Vamos começar mostrando a excelente contribuição dos autores na proposta uma “tabela periódica das expertises”. A tabela é extremamente importante ao nos ajudar a evitar simplismos, e nos fazer reconhecer certas nuances, principalmente nesses tempos de gritaria como do tipo “ouçam os experts, eles sabem mais do que você”, ou “o povo sabe do que está falando porque não está isolado nas torres de marfim dos cientistas”. Precisamos de um discernimento maior das situações, para entender quando alegações desse tipo se aplicam. Como os autores colocam, “essa abordagem [de classificação] fará parecer bizarro e grosseiro o fato de alguém ter simplesmente falado nos direitos dos ‘experts’, de um lado, nos direitos dos ‘leigos’, de outro, sem considerar as diversas formas de ser expert, a distribuição das distintas experiências entre diversos grupos e as relações entre esses grupos” (p. 5). A tabela se encontra a seguir.
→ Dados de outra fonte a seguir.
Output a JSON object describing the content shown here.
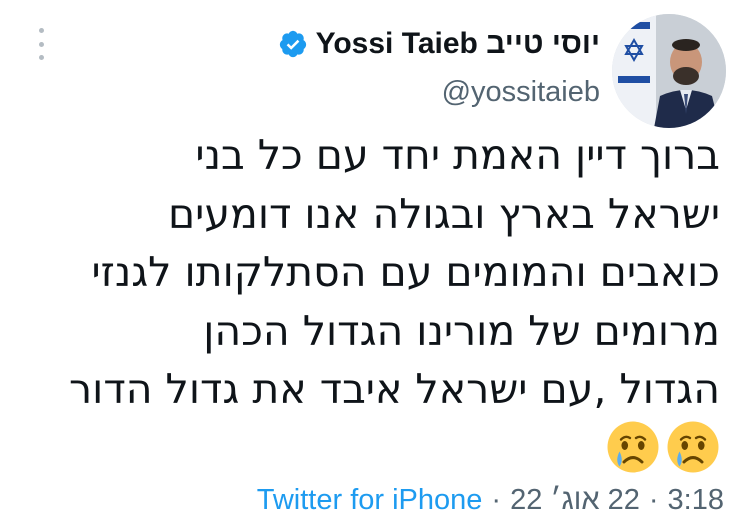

Tabela periódia das expertises. Fonte: COLLINS, Harry & EVANS, Robert. Repensando a Expertise (p.21). Belo Horizonte: Fabrefactum, 2010.

Não vamos, obviamente, explicar todos os itens da tabela; a ideia é pelos dar um gostinho para o leitor. Apenas ressaltamos a distinção dos autores entre expertises ubíquas e expertises especializadas. Expertises ubíquas são aquelas que praticamente todas as pessoas de uma sociedade desenvolvem, simplesmente por estarem inseridas nessa sociedade, como língua, hábitos, julgamentos morais, etc. Já as expertises especializadas exigem a entrada em algum tipo de comunidade específica de prática: como a arte, a ciência, ou mesmo um videogame.
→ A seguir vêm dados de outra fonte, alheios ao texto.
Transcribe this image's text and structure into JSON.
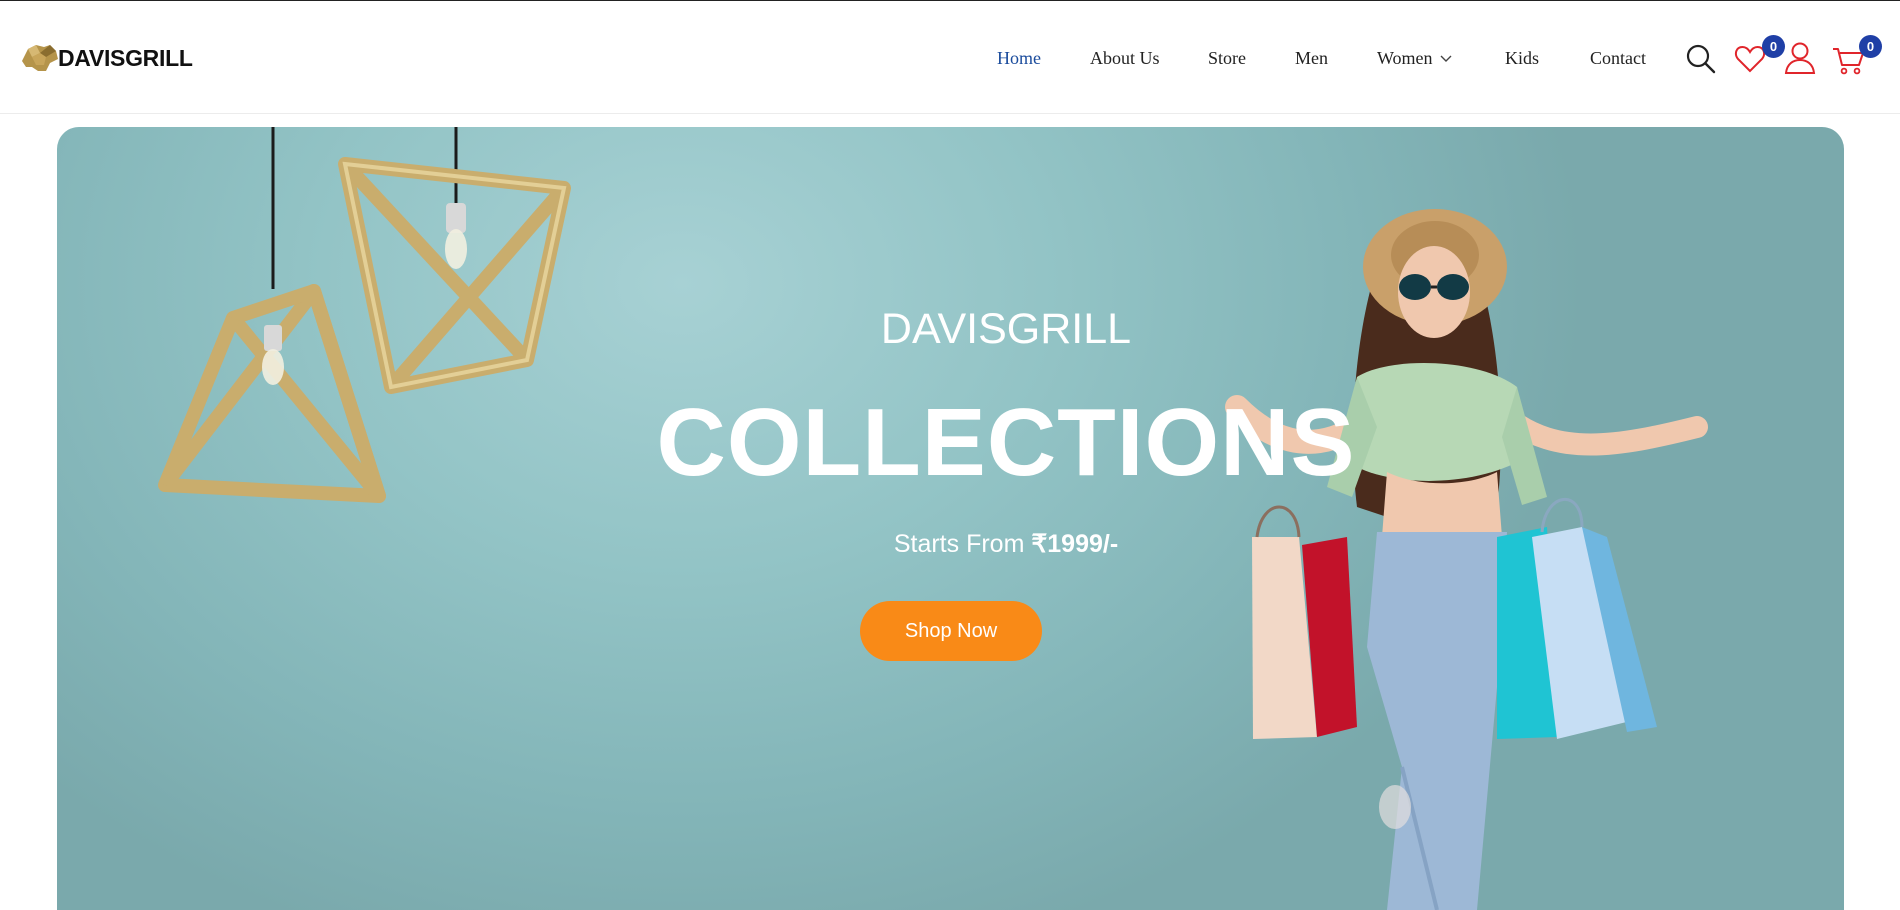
{
  "logo": {
    "bold": "DAVIS",
    "light": "GRILL"
  },
  "nav": {
    "items": [
      {
        "label": "Home",
        "active": true
      },
      {
        "label": "About Us"
      },
      {
        "label": "Store"
      },
      {
        "label": "Men"
      },
      {
        "label": "Women",
        "has_dropdown": true
      },
      {
        "label": "Kids"
      },
      {
        "label": "Contact"
      }
    ]
  },
  "header_icons": {
    "search": "search-icon",
    "wishlist": {
      "icon": "heart-icon",
      "count": "0"
    },
    "account": "user-icon",
    "cart": {
      "icon": "cart-icon",
      "count": "0"
    }
  },
  "hero": {
    "brand": "DAVISGRILL",
    "title": "COLLECTIONS",
    "price_prefix": "Starts From",
    "price_value": "₹1999/-",
    "cta_label": "Shop Now"
  },
  "colors": {
    "active_nav": "#1a4b9c",
    "badge": "#1f3fa6",
    "cta": "#f98a17",
    "hero_bg": "#93c4c6",
    "icon_red": "#e0252b"
  }
}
Para o nosso objetivo, achamos por bem explicar melhor a terceira e a quarta linha da tabela, que lidam com os meta-expertises e os metacritérios. São esses os que habilitam o julgamento de certas formas de expertise. No caso dos metacritérios (quarta linha), falamos sobre critérios que nos ajudam a reconhecer a validade de um tipo de expertise, sendo eles as credenciais, as experiências e o histórico de desempenho. Os autores reconhecem que as credenciais e o histórico de desempenho podem, muitas vezes, ser critérios ruins: existem muitas expertises válidas que não acompanham credenciais reconhecidas ou mesmo não têm um registro amplo e acessível de seu histórico de desempenho. Os autores colocam como exemplos casos envolvendo criadores de ovelhas na região da Cúmbria e o de um grupo ativista questionando alguns resultados científicos sobre AIDS (p. 76). Ambos os casos envolviam um conhecimento bastante especializado e particular, porém não reconhecido formalmente ou sem histórico registrado de desempenho.
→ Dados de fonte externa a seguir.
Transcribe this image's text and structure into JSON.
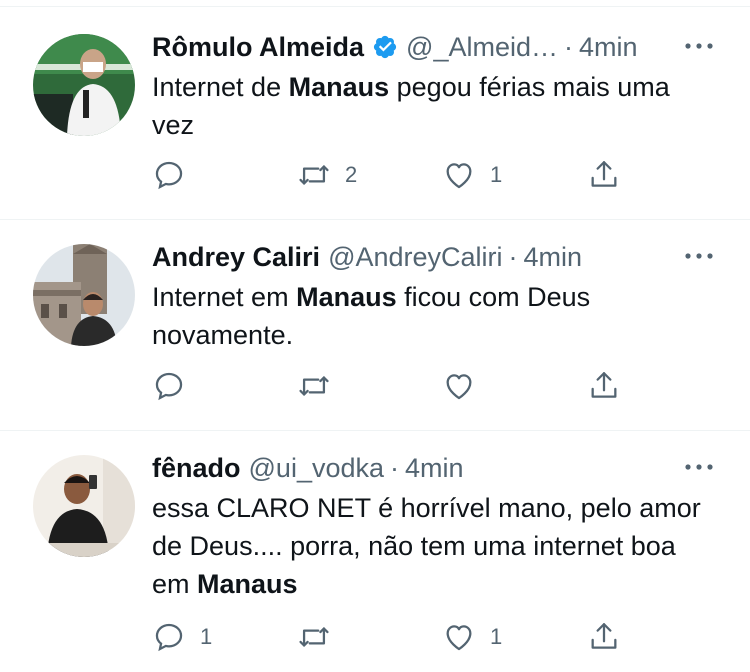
{
  "tweets": [
    {
      "name": "Rômulo Almeida",
      "verified": true,
      "handle": "@_Almeid…",
      "time": "4min",
      "text_before": "Internet de ",
      "text_bold": "Manaus",
      "text_after": " pegou férias mais uma vez",
      "replies": "",
      "retweets": "2",
      "likes": "1"
    },
    {
      "name": "Andrey Caliri",
      "verified": false,
      "handle": "@AndreyCaliri",
      "time": "4min",
      "text_before": "Internet em ",
      "text_bold": "Manaus",
      "text_after": " ficou com Deus novamente.",
      "replies": "",
      "retweets": "",
      "likes": ""
    },
    {
      "name": "fênado",
      "verified": false,
      "handle": "@ui_vodka",
      "time": "4min",
      "text_before": "essa CLARO NET é horrível mano, pelo amor de Deus.... porra, não tem uma internet boa em ",
      "text_bold": "Manaus",
      "text_after": "",
      "replies": "1",
      "retweets": "",
      "likes": "1"
    }
  ],
  "separator": "·",
  "icons": {
    "reply": "reply-icon",
    "retweet": "retweet-icon",
    "like": "heart-icon",
    "share": "share-icon",
    "more": "more-options-icon",
    "verified": "verified-badge-icon"
  },
  "colors": {
    "text": "#0f1419",
    "secondary": "#536471",
    "verified": "#1d9bf0",
    "divider": "#eff3f4"
  }
}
Meta-expertises, por sua vez, são formas de expertise que permitem julgar a validade de outros expertises. Os autores distinguem entre meta-expertises externos — ou seja, possuídos por pessoas que não participam de forma alguma da comunidade de prática— e meta-expertises internos. Os meta-expertises externos envolvem o discernimento ubíquo e o discernimento local. O caso dos criadores de ovelhas na Cúmbria é um excelente caso do discernimento local: os criadores possuíam uma experiência tácita sobre as condições da criação de ovelhas a qual os cientistas, interessados na implantação de uma usina no lugar, não tinham como saber.

No caso do discernimento ubíquo, falamos sobre formas generalizadas de julgar as práticas a partir de padrões morais ou sociais amplamente difundidos. Por exemplo: você se sente atraído a confiar no trabalho sobre espiritualidade cristã feito por um teólogo envolvido num escândalo de adultério? Pois bem: você não é teólogo, mas está exercendo um tipo de discernimento ubíquo, baseado em sua expertise ubíqua sobre moralidade. O mesmo pode acontecer com a ciência: Collins e Evans mostram como é inevitável que toda a sociedade esteja atenta para questões como honestidade, personalidade, inteligência, reputação, prestígio, integração a certas redes de cooperação, histórico de fracassos, estilo e apresentação de resultados e até mesmo nacionalidade. Assim, por um tipo de processo que os autores chamam de “transmutação”, o juízo advindo da expertise ubíqua se transfere para a expertise especializada.

Perceba que, no caso desses juízos, não estamos fazendo juízos científicos ou técnicos; estamos fazendo juízos sociais e morais. “A visão consensual dessas pessoas, na medida em que tinham uma visão, era decorrente de julgamentos sociais feitos em relação aos indivíduos com os quais se deveria concordar, e não de julgamentos científicos daquilo em que se deveria acreditar” (p. 73). Estes juízos não necessariamente nos levam a abraçar conspirações e pseudociência. O erro no negacionista está em justamente juntar seu discernimento ubíquo /local (social/moral) a uma falsa expertise especializada (“científico”). É como se dissessem: “se a ciência mainstream tem suas pontas soltas, então eu mesmo vou dizer como as coisas são a partir dos meus próprios métodos” — o que, obviamente, é um problema, que muitas vezes vem acompanhado de um tipo de populismo científico: “estou aqui para ajudá-los a validar as impressões ingênuas de vocês contra uma elite que quer corromper suas crenças ou manipulá-los”.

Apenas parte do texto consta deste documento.